La costruzione di Wedian è già in corso, ma la strada non sembra essere in discesa. Il primo partner, emiratino, si è tirato indietro già nel 2015. E poi è stato il turno di una grande impresa cinese, che ha fatto dietrofront lo scorso febbraio. «L’edificazione della nuova capitale è un messaggio diretto agli egiziani – dice Silvia Colombo, senior fellow all’Istituto Affari Internazionali di Roma ed esperta di politiche mediorientali –. Al Sisi vuole apparire forte a casa sua perché sulla scena internazionale si ritrova estremamente ridimensionato».
In verità, continua la ricercatrice, «il paese ha problemi giganteschi sul fronte economico, ma anche su quello ambientale, a causa della pressione demografica crescente». Il Delta del Nilo, un tempo tra le pochissime regioni verdi dell’Egitto, è stato ormai spogliato di tutte le risorse, spiega Colombo. «Il governo centrale non ha investito nello sviluppo delle zone rurali, e quindi sempre più egiziani si trasferiscono al Cairo.
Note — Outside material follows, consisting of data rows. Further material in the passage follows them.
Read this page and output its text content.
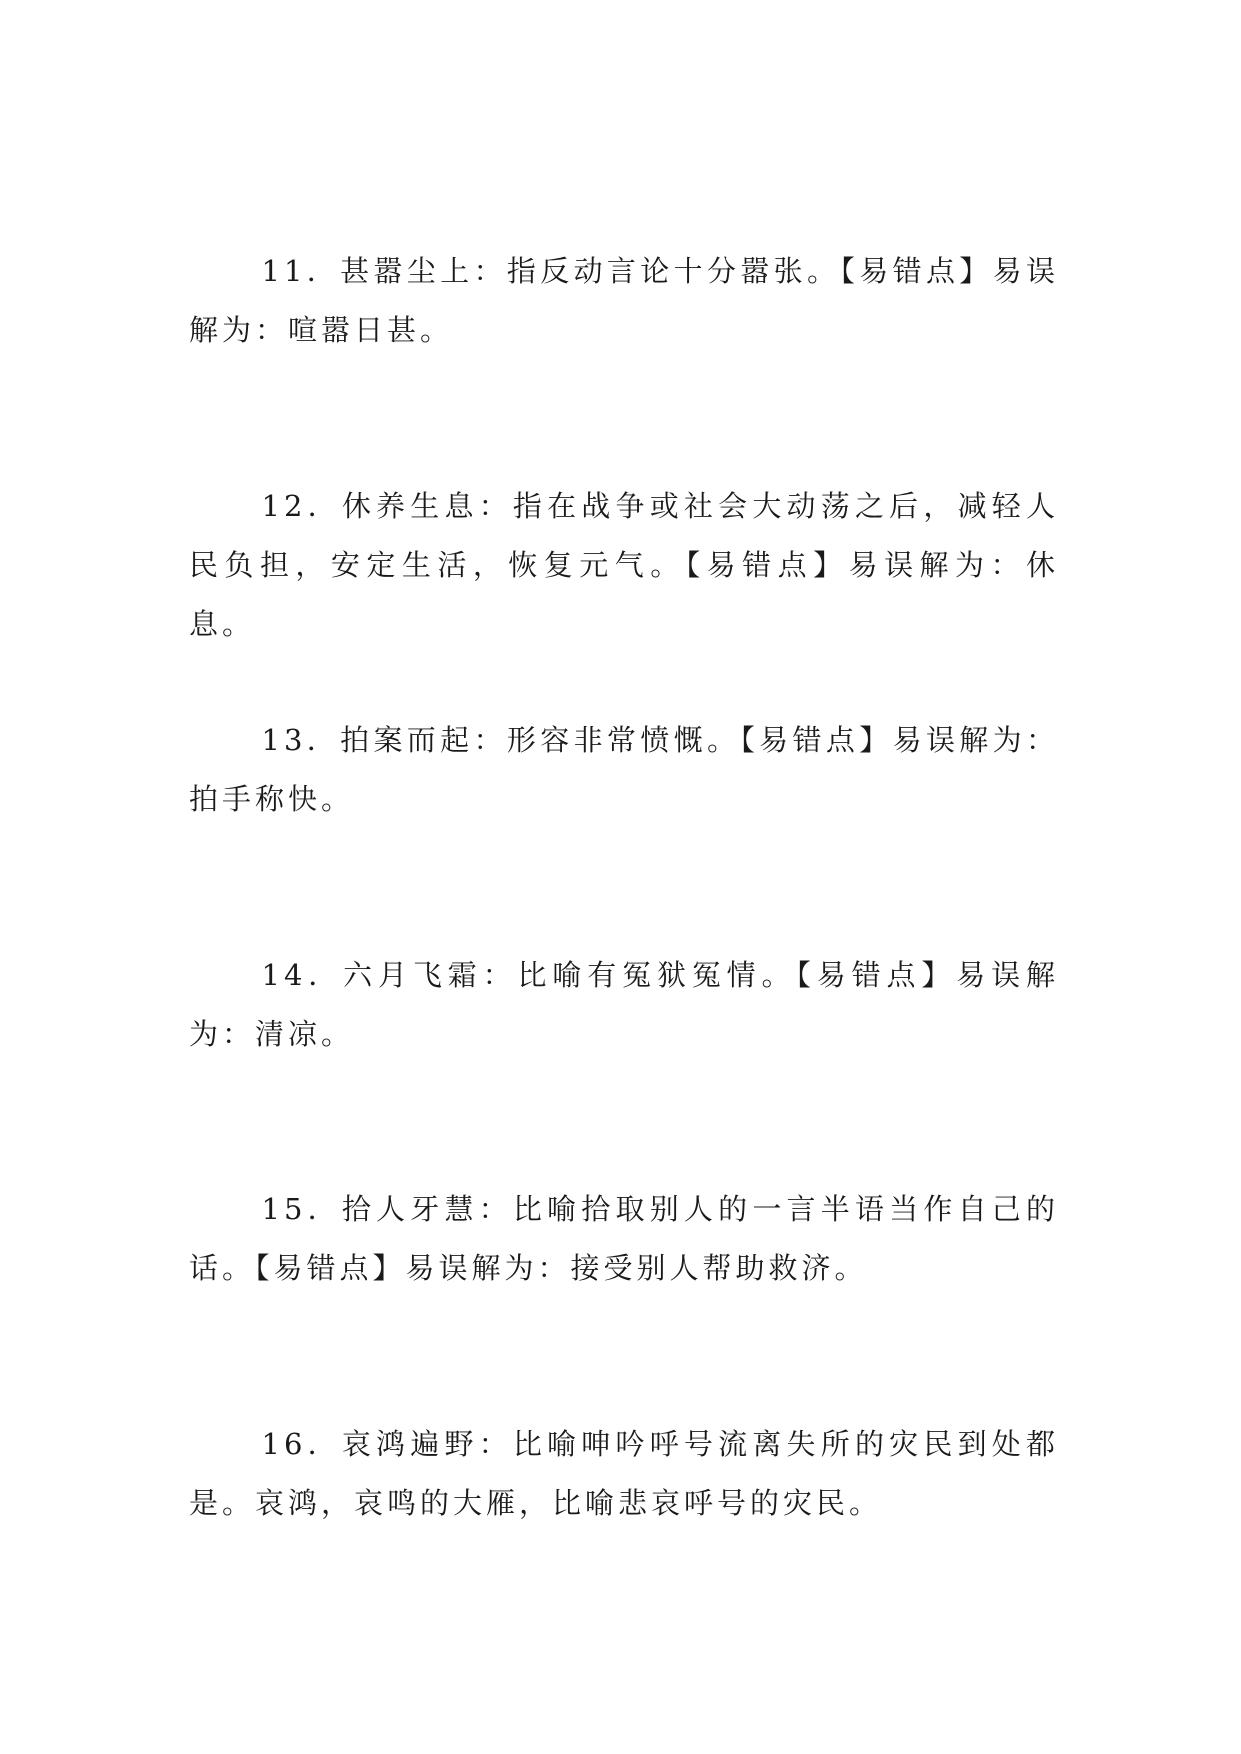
11．甚嚣尘上：指反动言论十分嚣张。【易错点】易误解为：喧嚣日甚。

12．休养生息：指在战争或社会大动荡之后，减轻人民负担，安定生活，恢复元气。【易错点】易误解为：休息。

13．拍案而起：形容非常愤慨。【易错点】易误解为：拍手称快。

14．六月飞霜：比喻有冤狱冤情。【易错点】易误解为：清凉。

15．拾人牙慧：比喻拾取别人的一言半语当作自己的话。【易错点】易误解为：接受别人帮助救济。

16．哀鸿遍野：比喻呻吟呼号流离失所的灾民到处都是。哀鸿，哀鸣的大雁，比喻悲哀呼号的灾民。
Che rimane il cuore pulsante del paese». Non per niente i cairoti chiamano la loro città Misr: “Egitto”.
A dispetto delle ambizioni faraoniche, il governo egiziano non sembra avere molta fortuna con le grandi opere. Lo si è visto con il raddoppio del Canale di Suez, voluto da Al Sisi e costato più di 8 miliardi di dollari. A quasi 2 anni dall’inaugurazione, l’iniziativa non starebbe generando i benefici economici che ci si aspettava. Anzi. «A dire il vero – nota Colombo – si parla addirittura di una perdita da parte dello Stato e degli investitori privati che hanno partecipato all’iniziativa».
Bisogna però riconoscerlo: il governo egiziano è fatto da gente tenace. «I lavori per la nuova capitale stanno andando avanti mentre parliamo – osserva l’economista egiziano citato all’inizio dell’articolo –. Loro non si fermeranno, anche a costo di costruire una versione ridotta del progetto originale. La vera questione sarà vedere se il governo riuscirà davvero a convincere la burocrazia e gli impiegati statali a spostarsi laggiù, e personalmente sono molto scettico a riguardo. Nessun leader è mai riuscito a battere i burocrati al loro stesso gioco». Se e quando sarà costruita, la nuova capitale rischia di somigliare davvero a un’opera faraonica: grandiosa, ma vuota.